An historical review of this nature underscores the difficulty in suppressing the use of tobacco. For over 400 years, no population of tobacco users has given up the habit, but instead has replaced one form of tobacco for another. Severe opposition to smoking by imposition of fines, prison sentences or death penalties had little effect on overall consumption of tobacco. Similarly, the present pronouncement of a shortened life span for tobacco users by the Surgeon General's reports has been found to have little effect on the incidence of smoking by the youth of this country.

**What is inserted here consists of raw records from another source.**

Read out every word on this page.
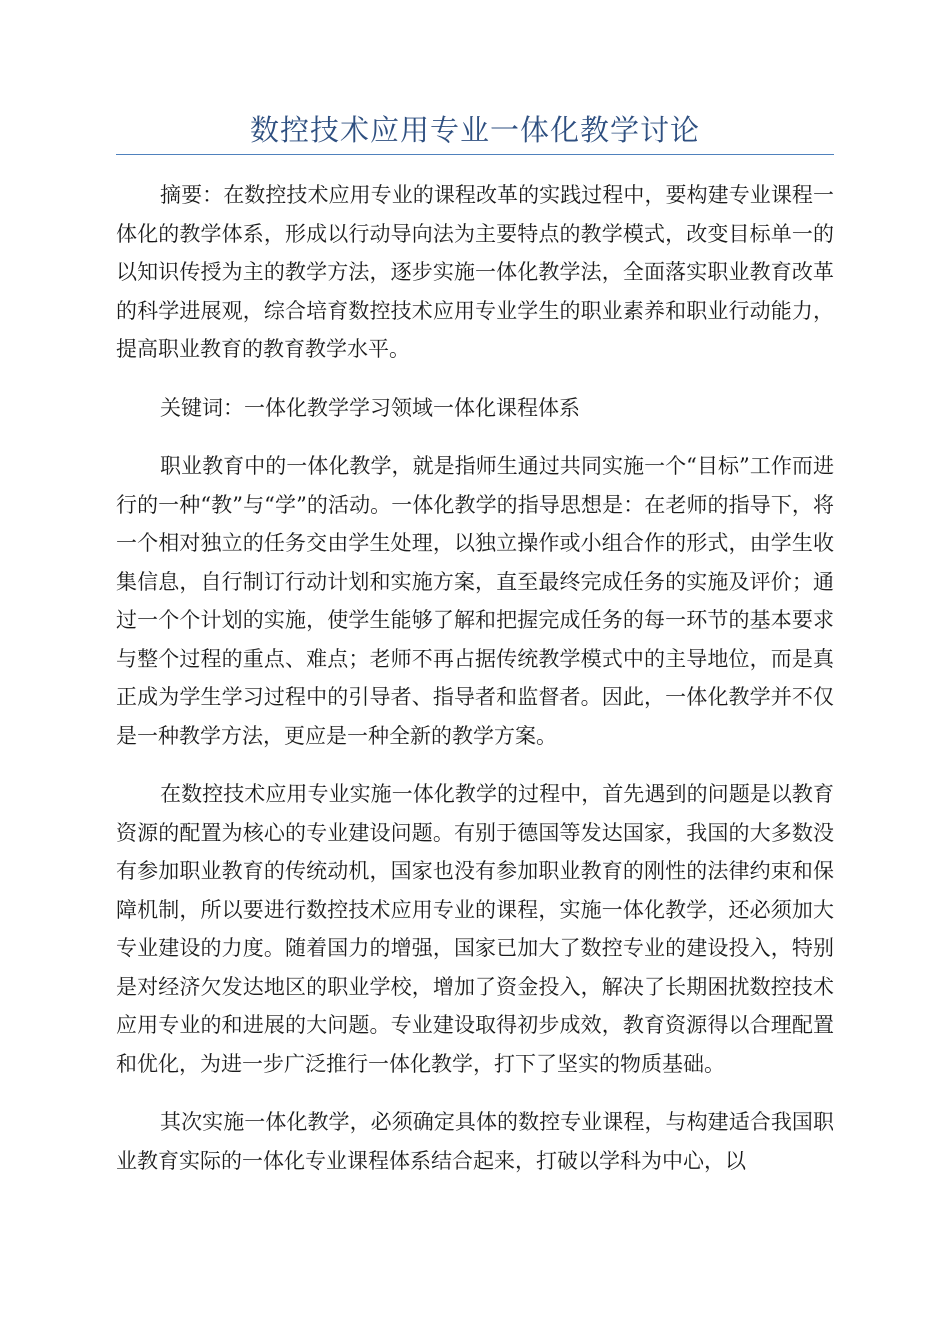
数控技术应用专业一体化教学讨论

摘要：在数控技术应用专业的课程改革的实践过程中，要构建专业课程一体化的教学体系，形成以行动导向法为主要特点的教学模式，改变目标单一的以知识传授为主的教学方法，逐步实施一体化教学法，全面落实职业教育改革的科学进展观，综合培育数控技术应用专业学生的职业素养和职业行动能力，提高职业教育的教育教学水平。

关键词：一体化教学学习领域一体化课程体系

职业教育中的一体化教学，就是指师生通过共同实施一个“目标”工作而进行的一种“教”与“学”的活动。一体化教学的指导思想是：在老师的指导下，将一个相对独立的任务交由学生处理，以独立操作或小组合作的形式，由学生收集信息，自行制订行动计划和实施方案，直至最终完成任务的实施及评价；通过一个个计划的实施，使学生能够了解和把握完成任务的每一环节的基本要求与整个过程的重点、难点；老师不再占据传统教学模式中的主导地位，而是真正成为学生学习过程中的引导者、指导者和监督者。因此，一体化教学并不仅是一种教学方法，更应是一种全新的教学方案。

在数控技术应用专业实施一体化教学的过程中，首先遇到的问题是以教育资源的配置为核心的专业建设问题。有别于德国等发达国家，我国的大多数没有参加职业教育的传统动机，国家也没有参加职业教育的刚性的法律约束和保障机制，所以要进行数控技术应用专业的课程，实施一体化教学，还必须加大专业建设的力度。随着国力的增强，国家已加大了数控专业的建设投入，特别是对经济欠发达地区的职业学校，增加了资金投入，解决了长期困扰数控技术应用专业的和进展的大问题。专业建设取得初步成效，教育资源得以合理配置和优化，为进一步广泛推行一体化教学，打下了坚实的物质基础。

其次实施一体化教学，必须确定具体的数控专业课程，与构建适合我国职业教育实际的一体化专业课程体系结合起来，打破以学科为中心，以
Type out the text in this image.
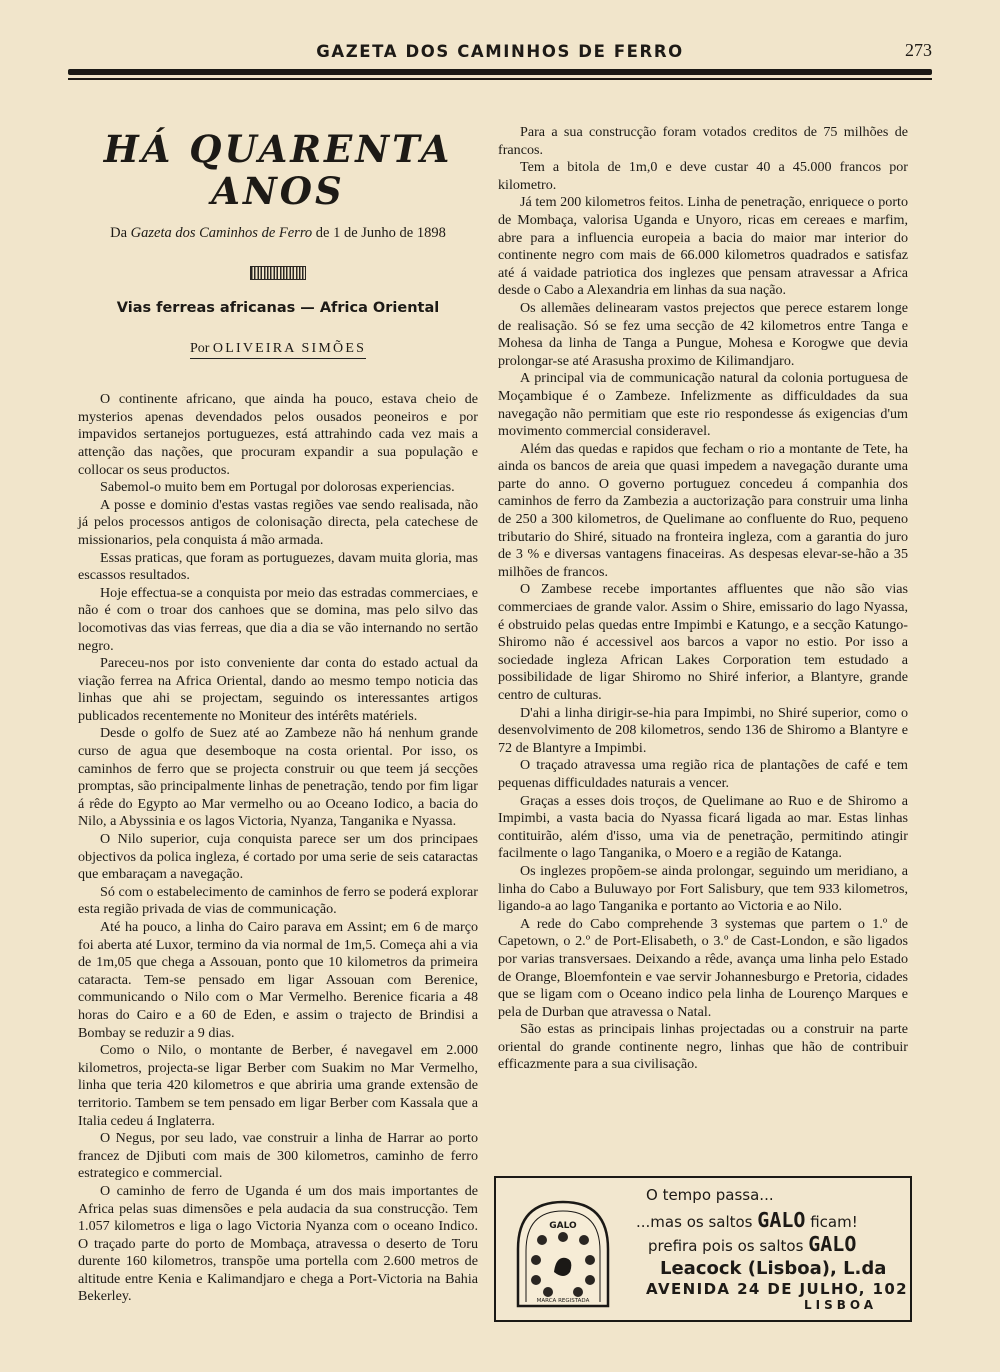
GAZETA DOS CAMINHOS DE FERRO	273
HÁ QUARENTA ANOS
Da Gazeta dos Caminhos de Ferro de 1 de Junho de 1898
Vias ferreas africanas — Africa Oriental
Por OLIVEIRA SIMÕES

O continente africano, que ainda ha pouco, estava cheio de mysterios apenas devendados pelos ousados peoneiros e por impavidos sertanejos portuguezes, está attrahindo cada vez mais a attenção das nações, que procuram expandir a sua população e collocar os seus productos.

Sabemol-o muito bem em Portugal por dolorosas experiencias.

A posse e dominio d'estas vastas regiões vae sendo realisada, não já pelos processos antigos de colonisação directa, pela catechese de missionarios, pela conquista á mão armada.

Essas praticas, que foram as portuguezes, davam muita gloria, mas escassos resultados.

Hoje effectua-se a conquista por meio das estradas commerciaes, e não é com o troar dos canhoes que se domina, mas pelo silvo das locomotivas das vias ferreas, que dia a dia se vão internando no sertão negro.

Pareceu-nos por isto conveniente dar conta do estado actual da viação ferrea na Africa Oriental, dando ao mesmo tempo noticia das linhas que ahi se projectam, seguindo os interessantes artigos publicados recentemente no Moniteur des intérêts matériels.

Desde o golfo de Suez até ao Zambeze não há nenhum grande curso de agua que desemboque na costa oriental. Por isso, os caminhos de ferro que se projecta construir ou que teem já secções promptas, são principalmente linhas de penetração, tendo por fim ligar á rêde do Egypto ao Mar vermelho ou ao Oceano Iodico, a bacia do Nilo, a Abyssinia e os lagos Victoria, Nyanza, Tanganika e Nyassa.

O Nilo superior, cuja conquista parece ser um dos principaes objectivos da polica ingleza, é cortado por uma serie de seis cataractas que embaraçam a navegação.

Só com o estabelecimento de caminhos de ferro se poderá explorar esta região privada de vias de communicação.

Até ha pouco, a linha do Cairo parava em Assint; em 6 de março foi aberta até Luxor, termino da via normal de 1m,5. Começa ahi a via de 1m,05 que chega a Assouan, ponto que 10 kilometros da primeira cataracta. Tem-se pensado em ligar Assouan com Berenice, communicando o Nilo com o Mar Vermelho. Berenice ficaria a 48 horas do Cairo e a 60 de Eden, e assim o trajecto de Brindisi a Bombay se reduzir a 9 dias.

Como o Nilo, o montante de Berber, é navegavel em 2.000 kilometros, projecta-se ligar Berber com Suakim no Mar Vermelho, linha que teria 420 kilometros e que abriria uma grande extensão de territorio. Tambem se tem pensado em ligar Berber com Kassala que a Italia cedeu á Inglaterra.

O Negus, por seu lado, vae construir a linha de Harrar ao porto francez de Djibuti com mais de 300 kilometros, caminho de ferro estrategico e commercial.

O caminho de ferro de Uganda é um dos mais importantes de Africa pelas suas dimensões e pela audacia da sua construcção. Tem 1.057 kilometros e liga o lago Victoria Nyanza com o oceano Indico. O traçado parte do porto de Mombaça, atravessa o deserto de Toru durente 160 kilometros, transpõe uma portella com 2.600 metros de altitude entre Kenia e Kalimandjaro e chega a Port-Victoria na Bahia Bekerley.

Para a sua construcção foram votados creditos de 75 milhões de francos.

Tem a bitola de 1m,0 e deve custar 40 a 45.000 francos por kilometro.

Já tem 200 kilometros feitos. Linha de penetração, enriquece o porto de Mombaça, valorisa Uganda e Unyoro, ricas em cereaes e marfim, abre para a influencia europeia a bacia do maior mar interior do continente negro com mais de 66.000 kilometros quadrados e satisfaz até á vaidade patriotica dos inglezes que pensam atravessar a Africa desde o Cabo a Alexandria em linhas da sua nação.

Os allemães delinearam vastos prejectos que perece estarem longe de realisação. Só se fez uma secção de 42 kilometros entre Tanga e Mohesa da linha de Tanga a Pungue, Mohesa e Korogwe que devia prolongar-se até Arasusha proximo de Kilimandjaro.

A principal via de communicação natural da colonia portuguesa de Moçambique é o Zambeze. Infelizmente as difficuldades da sua navegação não permitiam que este rio respondesse ás exigencias d'um movimento commercial consideravel.

Além das quedas e rapidos que fecham o rio a montante de Tete, ha ainda os bancos de areia que quasi impedem a navegação durante uma parte do anno. O governo portuguez concedeu á companhia dos caminhos de ferro da Zambezia a auctorização para construir uma linha de 250 a 300 kilometros, de Quelimane ao confluente do Ruo, pequeno tributario do Shiré, situado na fronteira ingleza, com a garantia do juro de 3 % e diversas vantagens finaceiras. As despesas elevar-se-hão a 35 milhões de francos.

O Zambese recebe importantes affluentes que não são vias commerciaes de grande valor. Assim o Shire, emissario do lago Nyassa, é obstruido pelas quedas entre Impimbi e Katungo, e a secção Katungo-Shiromo não é accessivel aos barcos a vapor no estio. Por isso a sociedade ingleza African Lakes Corporation tem estudado a possibilidade de ligar Shiromo no Shiré inferior, a Blantyre, grande centro de culturas.

D'ahi a linha dirigir-se-hia para Impimbi, no Shiré superior, como o desenvolvimento de 208 kilometros, sendo 136 de Shiromo a Blantyre e 72 de Blantyre a Impimbi.

O traçado atravessa uma região rica de plantações de café e tem pequenas difficuldades naturais a vencer.

Graças a esses dois troços, de Quelimane ao Ruo e de Shiromo a Impimbi, a vasta bacia do Nyassa ficará ligada ao mar. Estas linhas contituirão, além d'isso, uma via de penetração, permitindo atingir facilmente o lago Tanganika, o Moero e a região de Katanga.

Os inglezes propõem-se ainda prolongar, seguindo um meridiano, a linha do Cabo a Buluwayo por Fort Salisbury, que tem 933 kilometros, ligando-a ao lago Tanganika e portanto ao Victoria e ao Nilo.

A rede do Cabo comprehende 3 systemas que partem o 1.º de Capetown, o 2.º de Port-Elisabeth, o 3.º de Cast-London, e são ligados por varias transversaes. Deixando a rêde, avança uma linha pelo Estado de Orange, Bloemfontein e vae servir Johannesburgo e Pretoria, cidades que se ligam com o Oceano indico pela linha de Lourenço Marques e pela de Durban que atravessa o Natal.

São estas as principais linhas projectadas ou a construir na parte oriental do grande continente negro, linhas que hão de contribuir efficazmente para a sua civilisação.

GALO
MARCA REGISTADA
O tempo passa...
...mas os saltos GALO ficam!
prefira pois os saltos GALO
Leacock (Lisboa), L.da
AVENIDA 24 DE JULHO, 102
LISBOA
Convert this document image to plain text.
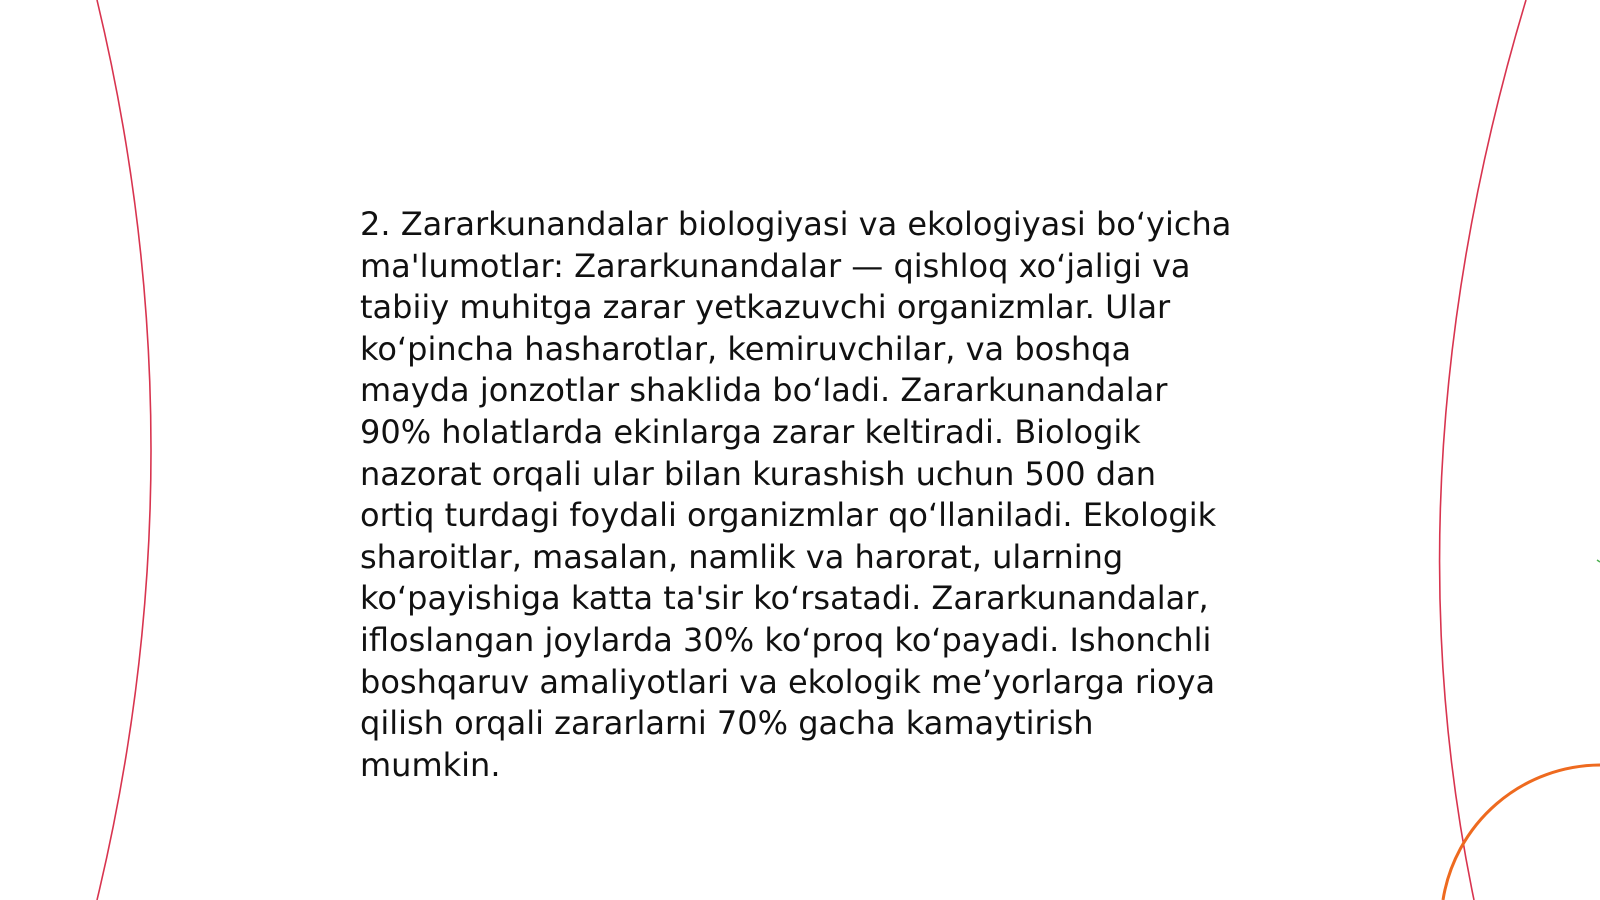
2. Zararkunandalar biologiyasi va ekologiyasi bo‘yicha
ma'lumotlar: Zararkunandalar — qishloq xo‘jaligi va
tabiiy muhitga zarar yetkazuvchi organizmlar. Ular
ko‘pincha hasharotlar, kemiruvchilar, va boshqa
mayda jonzotlar shaklida bo‘ladi. Zararkunandalar
90% holatlarda ekinlarga zarar keltiradi. Biologik
nazorat orqali ular bilan kurashish uchun 500 dan
ortiq turdagi foydali organizmlar qo‘llaniladi. Ekologik
sharoitlar, masalan, namlik va harorat, ularning
ko‘payishiga katta ta'sir ko‘rsatadi. Zararkunandalar,
ifloslangan joylarda 30% ko‘proq ko‘payadi. Ishonchli
boshqaruv amaliyotlari va ekologik me’yorlarga rioya
qilish orqali zararlarni 70% gacha kamaytirish
mumkin.
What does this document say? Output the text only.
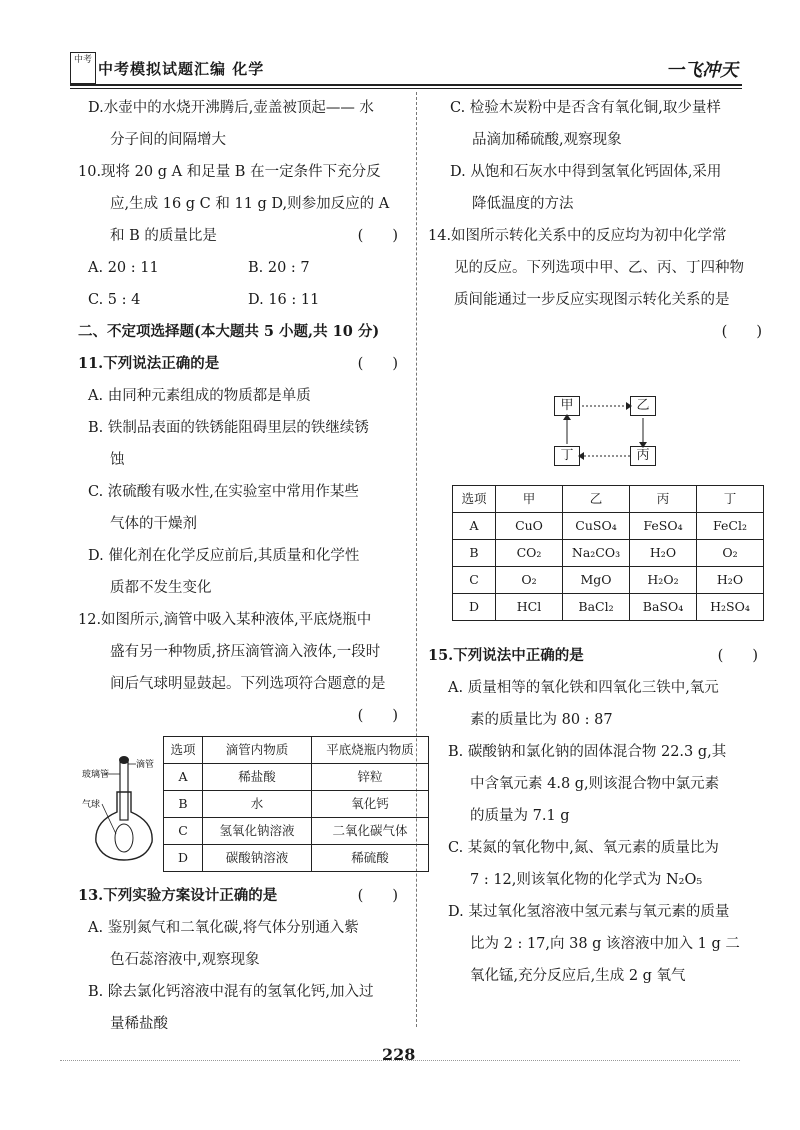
中考 中考模拟试题汇编 化学	一飞冲天
D.水壶中的水烧开沸腾后,壶盖被顶起—— 水
分子间的间隔增大
10.现将 20 g A 和足量 B 在一定条件下充分反
应,生成 16 g C 和 11 g D,则参加反应的 A
和 B 的质量比是	(　　)
A. 20 : 11	B. 20 : 7
C. 5 : 4	D. 16 : 11
二、不定项选择题(本大题共 5 小题,共 10 分)
11.下列说法正确的是	(　　)
A. 由同种元素组成的物质都是单质
B. 铁制品表面的铁锈能阻碍里层的铁继续锈
蚀
C. 浓硫酸有吸水性,在实验室中常用作某些
气体的干燥剂
D. 催化剂在化学反应前后,其质量和化学性
质都不发生变化
12.如图所示,滴管中吸入某种液体,平底烧瓶中
盛有另一种物质,挤压滴管滴入液体,一段时
间后气球明显鼓起。下列选项符合题意的是
(　　)
玻璃管
滴管
气球
选项	滴管内物质	平底烧瓶内物质
A	稀盐酸	锌粒
B	水	氧化钙
C	氢氧化钠溶液	二氧化碳气体
D	碳酸钠溶液	稀硫酸
13.下列实验方案设计正确的是	(　　)
A. 鉴别氮气和二氧化碳,将气体分别通入紫
色石蕊溶液中,观察现象
B. 除去氯化钙溶液中混有的氢氧化钙,加入过
量稀盐酸
C. 检验木炭粉中是否含有氧化铜,取少量样
品滴加稀硫酸,观察现象
D. 从饱和石灰水中得到氢氧化钙固体,采用
降低温度的方法
14.如图所示转化关系中的反应均为初中化学常
见的反应。下列选项中甲、乙、丙、丁四种物
质间能通过一步反应实现图示转化关系的是
(　　)
甲	乙
丁	丙
选项	甲	乙	丙	丁
A	CuO	CuSO₄	FeSO₄	FeCl₂
B	CO₂	Na₂CO₃	H₂O	O₂
C	O₂	MgO	H₂O₂	H₂O
D	HCl	BaCl₂	BaSO₄	H₂SO₄
15.下列说法中正确的是	(　　)
A. 质量相等的氧化铁和四氧化三铁中,氧元
素的质量比为 80 : 87
B. 碳酸钠和氯化钠的固体混合物 22.3 g,其
中含氧元素 4.8 g,则该混合物中氯元素
的质量为 7.1 g
C. 某氮的氧化物中,氮、氧元素的质量比为
7 : 12,则该氧化物的化学式为 N₂O₅
D. 某过氧化氢溶液中氢元素与氧元素的质量
比为 2 : 17,向 38 g 该溶液中加入 1 g 二
氧化锰,充分反应后,生成 2 g 氧气
228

In tracing the gradual transformation of medical opinion on the use of tobacco, it is clear that medical opinion evolves with increasing information and technology, but it is also molded by contemporaneous social, economic and political circumstances. Although most of the concepts of medicine from before the 19th century are no longer tenable or valid in modern times, man himself has not changed from a biological point of view. The propensity to ingest plant or chemical substances has been a characteristic of man since before recorded history and will remain with him as long as he lives

Social attitudes and medical opinion are subject to relatively rapid change. Future decisions on the regulation of tobacco and of newer synthetic substances with abuse potential must be approached with this in mind. Man will continue to self-administer psychoactive substances. The responses of society and of the medical profession will most likely undergo the transformations described for tobacco.

Funding

This research did not receive any specific grant from funding agencies in the public, commercial, or not-for-profit sectors.

Declaration of Competing Interest

The author has no conflicts to declare.